The combination is the paradigm: a system in which an AI's plausibly-good output cannot graduate to "done" without external evidence, structurally separated from the loop that produced it.

Reader Scenario: A Failure Code Review Cannot Catch

A developer asks an AI to "add a new field to the user profile." The AI does it. Code review approves. Tests pass.

What code review and tests cannot answer:

  • Did this change need to update the canonical user identity contract, or was it just a presentation field?
  • Does the new field interact with any existing migration that was supposed to be deleted?
  • Are there other surfaces (other apps, other docs) that now imply the field exists when it does not?
  • Is the new field auditable, or did it sneak past audit?

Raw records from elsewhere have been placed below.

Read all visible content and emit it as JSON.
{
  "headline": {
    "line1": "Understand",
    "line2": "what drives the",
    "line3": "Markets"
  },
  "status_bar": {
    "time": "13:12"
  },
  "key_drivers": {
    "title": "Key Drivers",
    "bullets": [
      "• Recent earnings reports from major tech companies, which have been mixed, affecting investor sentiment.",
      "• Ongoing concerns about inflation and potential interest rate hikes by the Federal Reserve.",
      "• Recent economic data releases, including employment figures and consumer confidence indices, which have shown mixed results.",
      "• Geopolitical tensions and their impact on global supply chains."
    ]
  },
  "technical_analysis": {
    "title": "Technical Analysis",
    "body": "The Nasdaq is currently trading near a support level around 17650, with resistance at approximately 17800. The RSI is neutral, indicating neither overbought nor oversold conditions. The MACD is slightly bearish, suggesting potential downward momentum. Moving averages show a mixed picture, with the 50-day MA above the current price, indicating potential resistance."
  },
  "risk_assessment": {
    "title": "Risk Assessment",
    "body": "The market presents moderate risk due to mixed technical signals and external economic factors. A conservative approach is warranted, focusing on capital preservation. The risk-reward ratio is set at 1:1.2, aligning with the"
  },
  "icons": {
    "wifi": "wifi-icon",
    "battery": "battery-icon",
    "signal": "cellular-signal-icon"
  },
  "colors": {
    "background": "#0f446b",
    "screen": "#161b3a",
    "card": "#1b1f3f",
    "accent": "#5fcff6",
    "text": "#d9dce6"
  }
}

Nimi Coding makes these questions structurally answerable: the change is bounded by a packet that names its authority domain; the packet's negative tests check for the things code review cannot; the closure dimensions force the question "is the consumer using the right seam now?"

Reader Scenario: Why "Just More Prompts" Doesn't Work

A common attempted fix: "if AI keeps making mistakes, give it better prompts." This addresses the symptom (the AI's output) but not the structural problem (the loop reviewing the output is the same loop that produced it).

Nimi Coding's role separation is what addresses the structural problem. The auditor role is not the same loop that produced the work. In manager_worker_auditor execution mode, the audit comes from a structurally separate loop — a different AI session, a different vendor, a different host.

A better prompt cannot replace structural separation. The paradigm is what introduces the separation.

Source Basis

Nimi AI open world platform documentation.